Greg Brooks, Crew Target $3 Billion Platinum Treasure from WWII Shipwreck
Greg Brooks, a shipwreck hunter from Sub Sea Research, in Gorham, Maine, and his crew are targeting a $3 billion platinum treasure on a sunken World War II merchant ship destroyed by a German U-boat off Cape Cod.
Brooks told The Associated Press that the ship wreck is in 700 feet of water 50 miles offshore. The wreck is said to be that of the Port Nicholson, a British vessel that was torpedoed in 1942. Brooks said he and his crew positively identified the hull number using an underwater camera.
I'm going to get it, one way or another, even if I have to lift the ship out of the water, Brooks said.

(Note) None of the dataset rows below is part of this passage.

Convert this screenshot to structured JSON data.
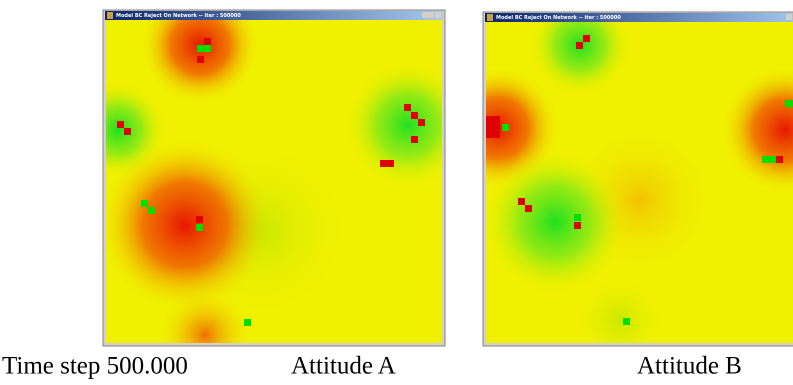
{
  "windows": [
    {
      "title": "Model BC Reject On Network -- iter : 500000"
    },
    {
      "title": "Model BC Reject On Network -- iter : 500000"
    }
  ],
  "captions": {
    "time_step": "Time step 500.000",
    "attitude_a": "Attitude A",
    "attitude_b": "Attitude B"
  }
}
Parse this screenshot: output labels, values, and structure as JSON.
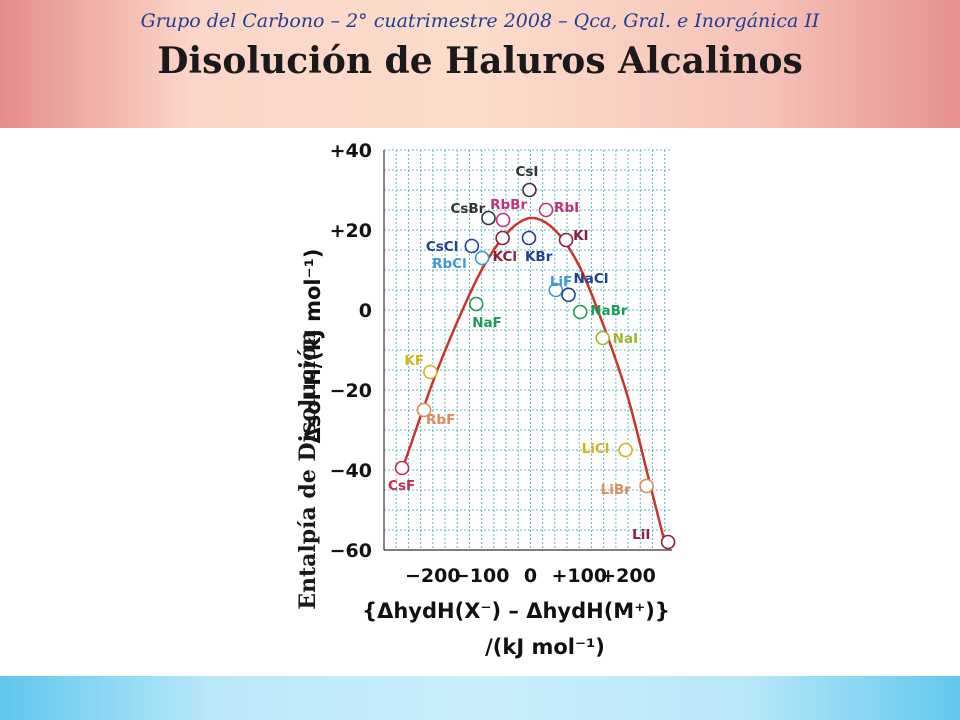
{
  "slide": {
    "title": "Disolución de Haluros Alcalinos",
    "footer": "Grupo del Carbono – 2° cuatrimestre 2008 – Qca, Gral. e Inorgánica II",
    "overlay_ylabel": "Entalpía de Disolución"
  },
  "chart_data": {
    "type": "scatter",
    "ylabel": "Δsol H/(kJ mol⁻¹)",
    "xlabel": "{ΔhydH(X⁻) – ΔhydH(M⁺)}",
    "xlabel_units": "/(kJ mol⁻¹)",
    "xlim": [
      -300,
      290
    ],
    "ylim": [
      -60,
      40
    ],
    "xticks": [
      {
        "value": -200,
        "label": "−200"
      },
      {
        "value": -100,
        "label": "−100"
      },
      {
        "value": 0,
        "label": "0"
      },
      {
        "value": 100,
        "label": "+100"
      },
      {
        "value": 200,
        "label": "+200"
      }
    ],
    "yticks": [
      {
        "value": 40,
        "label": "+40"
      },
      {
        "value": 20,
        "label": "+20"
      },
      {
        "value": 0,
        "label": "0"
      },
      {
        "value": -20,
        "label": "−20"
      },
      {
        "value": -40,
        "label": "−40"
      },
      {
        "value": -60,
        "label": "−60"
      }
    ],
    "grid": true,
    "colors": {
      "grid": "#5fb7c4",
      "curve": "#c9342b",
      "axis": "#333333"
    },
    "curve": [
      {
        "x": -263,
        "y": -40
      },
      {
        "x": -200,
        "y": -18
      },
      {
        "x": -150,
        "y": -3
      },
      {
        "x": -100,
        "y": 10
      },
      {
        "x": -50,
        "y": 19
      },
      {
        "x": 0,
        "y": 23
      },
      {
        "x": 50,
        "y": 20
      },
      {
        "x": 100,
        "y": 11
      },
      {
        "x": 150,
        "y": -4
      },
      {
        "x": 200,
        "y": -22
      },
      {
        "x": 250,
        "y": -46
      },
      {
        "x": 275,
        "y": -58
      }
    ],
    "points": [
      {
        "label": "CsF",
        "x": -263,
        "y": -39.5,
        "color": "#c0304a"
      },
      {
        "label": "KF",
        "x": -205,
        "y": -15.5,
        "color": "#d4b21c"
      },
      {
        "label": "RbF",
        "x": -218,
        "y": -25,
        "color": "#e08a5c"
      },
      {
        "label": "NaF",
        "x": -111,
        "y": 1.5,
        "color": "#1f9a5c"
      },
      {
        "label": "CsCl",
        "x": -120,
        "y": 16,
        "color": "#1f3f94"
      },
      {
        "label": "RbCl",
        "x": -99,
        "y": 13,
        "color": "#3a9ad6"
      },
      {
        "label": "CsBr",
        "x": -86,
        "y": 23,
        "color": "#333333"
      },
      {
        "label": "RbBr",
        "x": -56,
        "y": 22.5,
        "color": "#c4307a"
      },
      {
        "label": "KCl",
        "x": -57,
        "y": 18,
        "color": "#8a1f3f"
      },
      {
        "label": "CsI",
        "x": -2,
        "y": 30,
        "color": "#333333"
      },
      {
        "label": "KBr",
        "x": -3,
        "y": 18,
        "color": "#1f3f94"
      },
      {
        "label": "RbI",
        "x": 32,
        "y": 25,
        "color": "#c4307a"
      },
      {
        "label": "KI",
        "x": 73,
        "y": 17.5,
        "color": "#8a1f3f"
      },
      {
        "label": "LiF",
        "x": 52,
        "y": 5,
        "color": "#3a9ad6"
      },
      {
        "label": "NaCl",
        "x": 78,
        "y": 3.8,
        "color": "#1f3f94"
      },
      {
        "label": "NaBr",
        "x": 102,
        "y": -0.5,
        "color": "#1f9a5c"
      },
      {
        "label": "NaI",
        "x": 148,
        "y": -7,
        "color": "#9ab82a"
      },
      {
        "label": "LiCl",
        "x": 195,
        "y": -35,
        "color": "#d4b21c"
      },
      {
        "label": "LiBr",
        "x": 238,
        "y": -44,
        "color": "#e08a5c"
      },
      {
        "label": "LiI",
        "x": 282,
        "y": -58,
        "color": "#8a1f3f"
      }
    ]
  }
}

He added that a federal court judge has granted him the salvage rights.
The ship wreck hunter and his crew are expected to begin salvage operations this month or early March. They will do so on board a 220-foot vessel called Sea Hunter and will get help from a remotely operated underwater vessel.
Brooks has reportedly been in the shipwreck business for almost 20 years. His biggest find, according to The AP, came from a pirate ship near Puerto Rico.
The load of platinum that the Port Nicholson was reportedly carrying could be the richest pile ever discovered at the bottom of the sea, The AP reported. Brooks told the news organization that the Port Nicholson was travelling from Nova Scotia to New York with 71 tons of platinum when it was destroyed.
The shipment of platinum was intended as payment from the Soviet Union to the United States, Brooks said.